Seguiu-se a passagem de ano, com pequenos focos de artifício festivo aqui e acolá. A fiscalização foi branda e a contaminação não abrandou. Com o regresso das actividades lectivas começámos a apanhar as canas. Muitos se insurgiram contra o fecho das escolas, argumentando que não seriam as aulas a aumentar os contágios entre a população mais jovem. Pois, só que ‘actividades lectivas’ não contemplam apenas as aulinhas. Para além das lições, temos intervalos, pausas para almoço e momentos de entrada/saída no recinto escolar. É aí que o bicho mexe. Claro que nas aulas todos os alunos estão quietinhos e com a máscara bem posta, mas chegando ali à hora de almoço… As máscaras escorregam dos rostos, há contrabando de gomas, trincas fortuitas em panikes, garrafas de plástico que fazem intercâmbio labial, bafos em cigarros sem dono e, acima de tudo, muitos beijos e afectos (típicos de um Marcelo Rebelo de Sousa em pré-pandemia). Sei do que falo porque já passei por isso. Bem, eu não propriamente porque era um cromo e ficava sempre à margem, mas era mais ou menos isso que a malta fixe fazia. Com a inconsciência típica e natural da juventude que vive o dia-a-dia com leveza e descontração, o coronavírus faz ali um trabalho de grupo jeitoso e cada aluno leva uma ‘carga de trabalhos’ para casa.

 

“Ai, coitados dos nossos alunos que ficarão privados de aprender”, exclamaram alguns, aquando do encerramento das escolas. Trata-se um argumento válido quando falamos das idades mais jovens, principalmente para as crianças aprendem a ler e a escrever. Todavia, se perguntarmos aos alunos do ensino básico ou secundário se preferem sumários na aula ou sumos no recreio, a maioria escolherá a segunda opção, especialmente se estivermos a falar de Coca-cola ou Fanta. Até mesmo um Ice-tea de marca branca do Lidl bate um sumário de Físico-química. Sejamos francos, a escola é importante para os jovens, mas mais pela questão social. E é fora das aulas que a socialização à séria (e consequente contágio) ocorre. Escola não é apenas sinónimo de aulas. Os meus pais são professores e, se lhes perguntarem, eles também vos dirão que o melhor da vida são as actividades extra-curriculares 😏

 

Atravessamos tempos difíceis e mais do que encontrar culpados, urge reduzir ao máximo os números de casos/óbitos provocados por este malfadado vírus. Depende de nós, mas também de quem nos comanda. Se deveríamos já ter confinado integralmente mais cedo? Sim. Se a nossa economia aguenta?

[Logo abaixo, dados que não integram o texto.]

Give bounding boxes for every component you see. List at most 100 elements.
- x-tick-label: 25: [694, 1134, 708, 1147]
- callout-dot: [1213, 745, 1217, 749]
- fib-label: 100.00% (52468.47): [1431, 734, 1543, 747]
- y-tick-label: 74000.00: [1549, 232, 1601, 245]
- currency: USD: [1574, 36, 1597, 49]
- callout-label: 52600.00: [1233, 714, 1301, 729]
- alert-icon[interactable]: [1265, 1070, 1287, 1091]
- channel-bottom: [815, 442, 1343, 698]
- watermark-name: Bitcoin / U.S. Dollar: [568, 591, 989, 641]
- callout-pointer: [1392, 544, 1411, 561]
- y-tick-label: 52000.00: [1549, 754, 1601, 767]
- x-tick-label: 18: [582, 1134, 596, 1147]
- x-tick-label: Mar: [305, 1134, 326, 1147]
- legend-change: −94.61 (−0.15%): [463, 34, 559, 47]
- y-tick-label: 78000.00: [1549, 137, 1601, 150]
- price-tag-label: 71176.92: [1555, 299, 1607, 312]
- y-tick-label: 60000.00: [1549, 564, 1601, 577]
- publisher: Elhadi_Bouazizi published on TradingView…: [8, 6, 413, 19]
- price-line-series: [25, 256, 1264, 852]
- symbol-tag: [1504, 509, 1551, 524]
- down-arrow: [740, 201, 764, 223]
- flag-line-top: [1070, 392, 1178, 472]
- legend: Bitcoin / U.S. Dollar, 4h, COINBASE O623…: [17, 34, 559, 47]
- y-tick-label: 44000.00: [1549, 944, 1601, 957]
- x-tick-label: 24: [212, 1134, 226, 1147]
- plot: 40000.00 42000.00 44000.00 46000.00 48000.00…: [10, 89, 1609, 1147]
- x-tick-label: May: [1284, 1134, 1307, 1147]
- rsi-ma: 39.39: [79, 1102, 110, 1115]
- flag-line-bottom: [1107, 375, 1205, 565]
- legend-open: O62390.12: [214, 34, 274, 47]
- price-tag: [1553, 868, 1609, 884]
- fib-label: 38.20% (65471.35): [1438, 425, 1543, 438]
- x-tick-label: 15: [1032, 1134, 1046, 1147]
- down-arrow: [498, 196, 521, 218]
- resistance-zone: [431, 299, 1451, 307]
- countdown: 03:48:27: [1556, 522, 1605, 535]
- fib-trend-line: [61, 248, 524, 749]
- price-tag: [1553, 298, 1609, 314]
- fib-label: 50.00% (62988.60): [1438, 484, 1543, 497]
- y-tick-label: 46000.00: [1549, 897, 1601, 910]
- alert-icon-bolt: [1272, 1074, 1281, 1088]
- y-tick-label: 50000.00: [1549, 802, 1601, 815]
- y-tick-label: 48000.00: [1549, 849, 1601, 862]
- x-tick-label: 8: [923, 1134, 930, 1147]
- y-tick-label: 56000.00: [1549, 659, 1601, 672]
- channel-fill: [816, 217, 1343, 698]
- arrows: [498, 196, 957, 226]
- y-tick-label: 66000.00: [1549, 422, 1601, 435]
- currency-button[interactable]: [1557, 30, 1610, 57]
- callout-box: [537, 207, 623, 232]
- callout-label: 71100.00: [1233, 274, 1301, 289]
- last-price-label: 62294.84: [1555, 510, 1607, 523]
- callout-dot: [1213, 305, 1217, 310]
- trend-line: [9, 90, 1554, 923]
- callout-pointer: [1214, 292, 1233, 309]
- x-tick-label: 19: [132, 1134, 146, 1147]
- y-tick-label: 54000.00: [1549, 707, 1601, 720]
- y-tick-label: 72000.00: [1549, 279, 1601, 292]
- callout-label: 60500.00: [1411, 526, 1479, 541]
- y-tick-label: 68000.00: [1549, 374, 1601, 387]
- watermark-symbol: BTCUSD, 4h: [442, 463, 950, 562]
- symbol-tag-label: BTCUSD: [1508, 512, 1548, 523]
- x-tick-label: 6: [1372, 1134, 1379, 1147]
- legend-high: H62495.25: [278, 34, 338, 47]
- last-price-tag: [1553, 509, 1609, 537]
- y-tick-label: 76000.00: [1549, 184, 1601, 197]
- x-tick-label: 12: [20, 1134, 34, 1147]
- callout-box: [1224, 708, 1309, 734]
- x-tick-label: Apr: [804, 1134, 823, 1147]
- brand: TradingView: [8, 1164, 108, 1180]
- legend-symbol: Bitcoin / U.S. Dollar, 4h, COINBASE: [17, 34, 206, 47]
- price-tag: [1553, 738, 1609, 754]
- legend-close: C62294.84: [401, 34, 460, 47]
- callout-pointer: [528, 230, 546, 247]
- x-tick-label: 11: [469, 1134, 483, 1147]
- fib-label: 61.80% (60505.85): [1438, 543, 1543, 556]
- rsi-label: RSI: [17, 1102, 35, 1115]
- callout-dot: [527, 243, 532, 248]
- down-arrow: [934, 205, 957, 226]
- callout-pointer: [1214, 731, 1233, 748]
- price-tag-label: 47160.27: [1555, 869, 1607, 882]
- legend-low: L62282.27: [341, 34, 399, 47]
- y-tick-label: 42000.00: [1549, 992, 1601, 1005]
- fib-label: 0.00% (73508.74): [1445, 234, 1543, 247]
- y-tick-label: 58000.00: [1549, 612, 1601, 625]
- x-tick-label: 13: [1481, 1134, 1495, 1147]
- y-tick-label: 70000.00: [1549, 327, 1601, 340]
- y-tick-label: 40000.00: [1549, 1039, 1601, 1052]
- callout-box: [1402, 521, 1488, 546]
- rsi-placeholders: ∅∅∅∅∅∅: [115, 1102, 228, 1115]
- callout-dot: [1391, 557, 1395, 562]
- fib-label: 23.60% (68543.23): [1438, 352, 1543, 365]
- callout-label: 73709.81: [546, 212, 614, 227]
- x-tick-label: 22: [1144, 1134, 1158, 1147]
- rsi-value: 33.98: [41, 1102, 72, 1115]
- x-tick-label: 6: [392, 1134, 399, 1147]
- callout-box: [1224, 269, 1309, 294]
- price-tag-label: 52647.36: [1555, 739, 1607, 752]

Nem por isso. Se gostava de estar na situação dos decisores políticos? Não, mas se estivesse na linha da frente a tratar doentes num hospital em ruptura estaria furibundo como os nossos governantes. Poder-se-ia ter feito mais e com melhor planeamento? Sem dúvida, mas o povo português com a sua sacanice e chico-espertice crónicas não ajudou à ‘festa pandémica’. Resta-nos agradecer aos médicos, enfermeiros e auxiliares de saúde, bombeiros e outros profissionais que estão a segurar isto tudo como podem. Espero que lhes dêem, no mínimo, um aumento salarial de 300 palmas.


Agora vou só dormir uma ‘AstraZeneca’ a ver se, quando acordar, isto melhorou. Resguardem-se e, já agora, votem. Se quiserem votar em branco, votem no Eduardo Nelson que sempre farão sorrir quem estiver a contar os votos.